Published online by Cambridge University Press: 05 June 2012
Overview
Francophone Africa south of the Sahara includes some seventeen different countries and stretches across almost a thousand miles of territory from the desert landscapes of Mauritania in the north-west to the equatorial forests of Congo in the south. Such diversity in climate, landscape, population and traditions argues against any attempt to present the region as a single unit when considering its literature. Even when approached as individual countries each with a supposedly ‘national’ literature, the question of diversity remains problematic. The countries granted independence by France or Belgium from the late 1950s onwards exist within boundaries that often reflect arbitrary colonial administrative habits and ignore pre-colonial patterns of tribal settlement. The border between francophone Togo and anglophone Ghana, for example, traverses the territories inhabited by Ewe-speaking tribes splitting communities down the middle. So in many cases the notion of nationhood began as an aspirational label rather than as an accurate description of any underlying political unity.
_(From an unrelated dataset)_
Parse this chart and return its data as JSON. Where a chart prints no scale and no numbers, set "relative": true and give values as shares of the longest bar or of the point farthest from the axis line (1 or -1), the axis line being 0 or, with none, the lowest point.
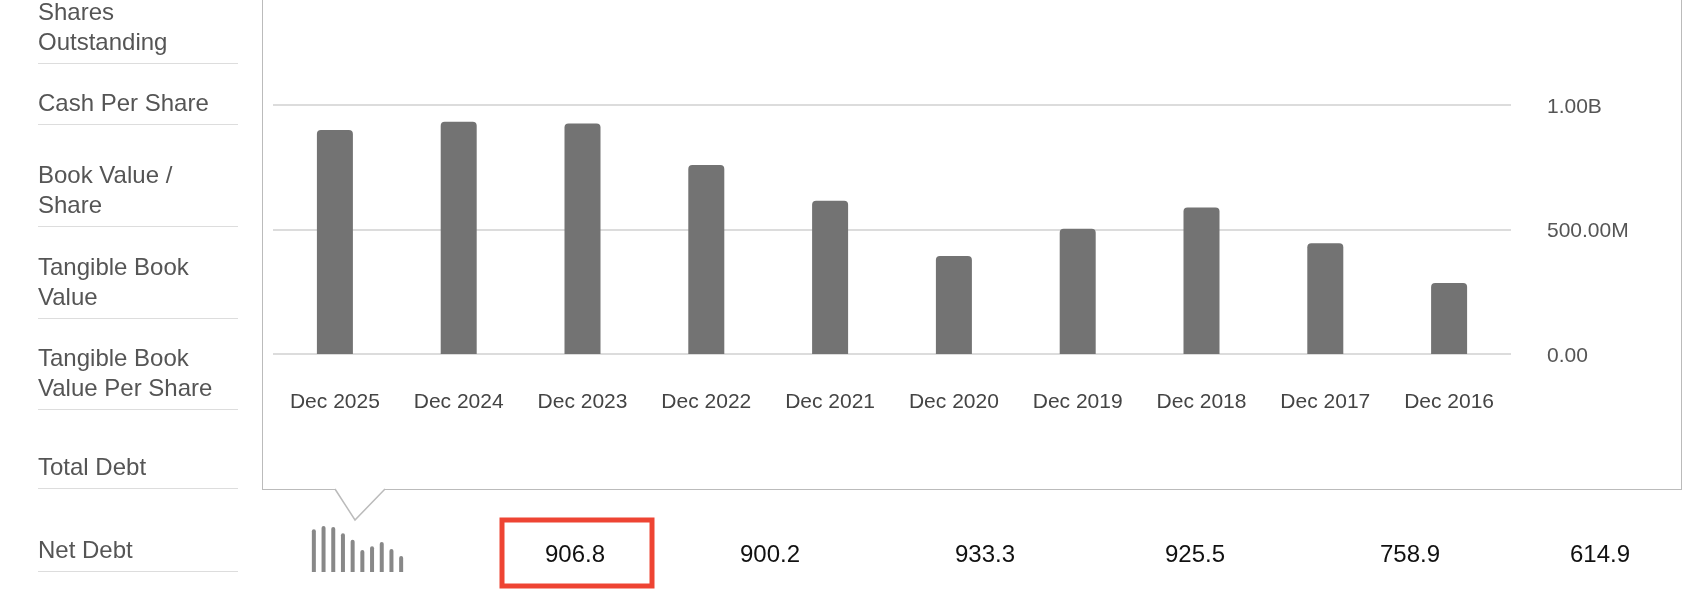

Moreover, the linguistic, ethnic and tribal diversity that exists within national boundaries has proved to be one of the key reasons why French has continued to enjoy such a prominent role as the official language of government, the judicial system and education. In many countries no single African language is spoken by sufficient numbers of people to allow it to serve as the national language, but even where dominant African languages exist, promoting any one of these to the status of national language could be seen as politically divisive since it could appear to be a way of promoting the interests of a particular tribe to the detriment of others.